- Born: September 8, 1983 (age 42)
- Occupation: Swimmer
- Known for: Represented Angola, as a 17-year-old, at the 2000 Summer Olympics

= João Aguiar (swimmer) =

Angolan swimmer (born 1983)

João Carlos da Silva Paquete Aguiar (born September 8, 1983) is an Angolan swimmer, who specialized in sprint freestyle events. He represented Angola, as a 17-year-old, at the 2000 Summer Olympics, and held numerous Angolan titles and meet records in the 50 m freestyle, while playing for August 1 Swimming Club in Luanda.

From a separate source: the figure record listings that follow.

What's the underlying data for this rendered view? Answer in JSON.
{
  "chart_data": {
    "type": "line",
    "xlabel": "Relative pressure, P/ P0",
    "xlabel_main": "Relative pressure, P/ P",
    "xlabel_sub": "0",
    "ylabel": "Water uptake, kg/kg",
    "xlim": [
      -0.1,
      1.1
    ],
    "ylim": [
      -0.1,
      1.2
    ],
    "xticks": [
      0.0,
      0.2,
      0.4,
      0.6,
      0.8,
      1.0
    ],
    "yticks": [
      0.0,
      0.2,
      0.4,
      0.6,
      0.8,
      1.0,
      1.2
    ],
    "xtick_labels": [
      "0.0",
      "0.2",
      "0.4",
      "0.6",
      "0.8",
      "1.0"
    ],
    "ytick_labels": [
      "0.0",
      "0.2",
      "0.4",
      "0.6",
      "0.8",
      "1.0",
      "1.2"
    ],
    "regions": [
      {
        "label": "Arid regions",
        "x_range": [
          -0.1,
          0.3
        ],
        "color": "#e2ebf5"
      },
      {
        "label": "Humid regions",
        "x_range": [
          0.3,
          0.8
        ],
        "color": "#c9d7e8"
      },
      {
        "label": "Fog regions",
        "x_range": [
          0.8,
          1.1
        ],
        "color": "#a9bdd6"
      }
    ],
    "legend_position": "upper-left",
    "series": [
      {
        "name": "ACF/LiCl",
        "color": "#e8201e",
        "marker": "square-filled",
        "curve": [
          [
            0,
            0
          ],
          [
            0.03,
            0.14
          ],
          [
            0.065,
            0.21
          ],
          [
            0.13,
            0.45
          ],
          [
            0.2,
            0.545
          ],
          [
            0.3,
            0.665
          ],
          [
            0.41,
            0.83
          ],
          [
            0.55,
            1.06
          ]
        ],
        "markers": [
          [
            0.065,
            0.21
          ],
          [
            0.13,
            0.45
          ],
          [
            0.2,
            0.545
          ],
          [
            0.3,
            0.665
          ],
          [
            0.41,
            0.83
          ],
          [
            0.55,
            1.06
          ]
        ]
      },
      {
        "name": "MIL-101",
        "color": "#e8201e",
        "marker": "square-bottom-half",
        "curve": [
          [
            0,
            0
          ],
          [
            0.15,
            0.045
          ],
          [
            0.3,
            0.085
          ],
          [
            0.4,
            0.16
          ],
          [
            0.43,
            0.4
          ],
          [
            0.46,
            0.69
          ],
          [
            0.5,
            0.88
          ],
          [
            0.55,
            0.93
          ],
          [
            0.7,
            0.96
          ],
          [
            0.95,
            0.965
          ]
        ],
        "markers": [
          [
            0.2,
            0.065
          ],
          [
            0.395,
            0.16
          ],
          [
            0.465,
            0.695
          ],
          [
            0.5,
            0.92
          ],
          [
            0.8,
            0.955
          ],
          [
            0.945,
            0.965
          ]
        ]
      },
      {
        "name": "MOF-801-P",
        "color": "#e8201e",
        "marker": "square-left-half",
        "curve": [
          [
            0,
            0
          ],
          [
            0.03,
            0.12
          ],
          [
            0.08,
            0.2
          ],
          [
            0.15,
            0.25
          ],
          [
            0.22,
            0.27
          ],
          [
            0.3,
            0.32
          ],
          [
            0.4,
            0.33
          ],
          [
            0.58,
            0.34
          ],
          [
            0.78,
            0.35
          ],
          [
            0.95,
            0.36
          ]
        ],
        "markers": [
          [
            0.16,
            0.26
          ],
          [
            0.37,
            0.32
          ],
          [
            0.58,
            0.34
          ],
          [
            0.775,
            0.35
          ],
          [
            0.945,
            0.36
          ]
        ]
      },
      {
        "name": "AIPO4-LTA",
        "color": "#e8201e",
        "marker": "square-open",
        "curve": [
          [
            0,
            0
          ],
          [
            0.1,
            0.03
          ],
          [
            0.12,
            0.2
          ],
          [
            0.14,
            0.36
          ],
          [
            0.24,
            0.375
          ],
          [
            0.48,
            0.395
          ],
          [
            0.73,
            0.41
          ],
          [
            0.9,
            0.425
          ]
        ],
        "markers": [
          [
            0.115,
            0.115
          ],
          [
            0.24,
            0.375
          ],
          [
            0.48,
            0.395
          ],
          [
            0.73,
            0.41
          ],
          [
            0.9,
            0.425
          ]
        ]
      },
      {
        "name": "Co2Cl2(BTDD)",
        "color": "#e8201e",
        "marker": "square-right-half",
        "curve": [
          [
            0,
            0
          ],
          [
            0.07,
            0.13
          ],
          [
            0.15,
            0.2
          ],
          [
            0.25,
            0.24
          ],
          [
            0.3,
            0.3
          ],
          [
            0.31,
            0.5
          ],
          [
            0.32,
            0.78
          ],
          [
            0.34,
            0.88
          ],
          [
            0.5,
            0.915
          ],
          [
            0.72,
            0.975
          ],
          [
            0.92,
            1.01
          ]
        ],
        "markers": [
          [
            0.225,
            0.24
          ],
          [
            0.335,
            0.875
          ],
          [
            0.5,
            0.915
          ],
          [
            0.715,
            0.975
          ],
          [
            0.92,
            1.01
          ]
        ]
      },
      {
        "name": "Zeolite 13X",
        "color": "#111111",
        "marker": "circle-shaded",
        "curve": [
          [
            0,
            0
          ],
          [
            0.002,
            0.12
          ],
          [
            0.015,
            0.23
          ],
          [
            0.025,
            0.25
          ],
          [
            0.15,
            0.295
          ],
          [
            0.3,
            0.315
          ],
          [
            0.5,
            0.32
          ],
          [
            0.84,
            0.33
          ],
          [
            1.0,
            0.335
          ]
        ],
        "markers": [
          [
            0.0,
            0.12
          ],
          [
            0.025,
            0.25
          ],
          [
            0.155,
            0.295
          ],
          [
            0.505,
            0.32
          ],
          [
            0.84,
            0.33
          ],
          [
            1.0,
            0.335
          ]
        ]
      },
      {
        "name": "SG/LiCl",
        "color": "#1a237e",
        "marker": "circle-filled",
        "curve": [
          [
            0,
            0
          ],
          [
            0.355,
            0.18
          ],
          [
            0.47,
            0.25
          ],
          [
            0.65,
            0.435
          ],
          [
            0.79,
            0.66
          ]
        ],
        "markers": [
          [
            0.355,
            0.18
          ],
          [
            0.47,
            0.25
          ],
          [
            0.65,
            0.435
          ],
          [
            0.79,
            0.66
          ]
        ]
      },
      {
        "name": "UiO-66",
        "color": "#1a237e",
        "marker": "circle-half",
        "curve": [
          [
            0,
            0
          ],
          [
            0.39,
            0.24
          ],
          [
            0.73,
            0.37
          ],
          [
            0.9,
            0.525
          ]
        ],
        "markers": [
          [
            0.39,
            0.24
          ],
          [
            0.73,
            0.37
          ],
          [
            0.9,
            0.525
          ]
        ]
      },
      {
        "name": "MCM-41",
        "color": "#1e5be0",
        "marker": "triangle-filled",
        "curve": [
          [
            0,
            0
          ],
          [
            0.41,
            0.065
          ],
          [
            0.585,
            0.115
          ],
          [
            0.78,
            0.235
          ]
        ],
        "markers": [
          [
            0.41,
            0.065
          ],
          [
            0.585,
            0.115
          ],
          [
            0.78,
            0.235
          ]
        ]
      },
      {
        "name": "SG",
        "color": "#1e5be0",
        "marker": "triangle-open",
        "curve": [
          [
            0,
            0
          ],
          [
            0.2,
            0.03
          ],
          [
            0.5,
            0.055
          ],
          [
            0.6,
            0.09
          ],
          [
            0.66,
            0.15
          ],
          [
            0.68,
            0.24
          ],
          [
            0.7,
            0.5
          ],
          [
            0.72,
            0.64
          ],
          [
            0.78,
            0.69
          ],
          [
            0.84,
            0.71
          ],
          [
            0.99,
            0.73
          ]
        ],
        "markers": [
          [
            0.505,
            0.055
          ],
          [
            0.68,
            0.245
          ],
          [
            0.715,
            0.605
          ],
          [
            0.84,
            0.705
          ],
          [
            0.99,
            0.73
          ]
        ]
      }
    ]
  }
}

Aguiar competed only in the men's 50 m freestyle at the 2000 Summer Olympics in Sydney. He received a ticket from FINA, under a Universality program, in an entry time of 24.00. He challenged seven other swimmers in heat three, including two-time Olympians Howard Hinds of the Netherlands Antilles and Emin Guliyev of Azerbaijan. He rounded out the field to last place in 25.70, just 1.7 seconds below his entry standard, and 1.98 behind leader Estebán Blanco of Costa Rica. Aguiar failed to advance into the semifinals, as he placed sixty-third overall in the prelims. He is currently a swimming advisor at Luanda International School. He regularly coaches MiniLiga swim meets.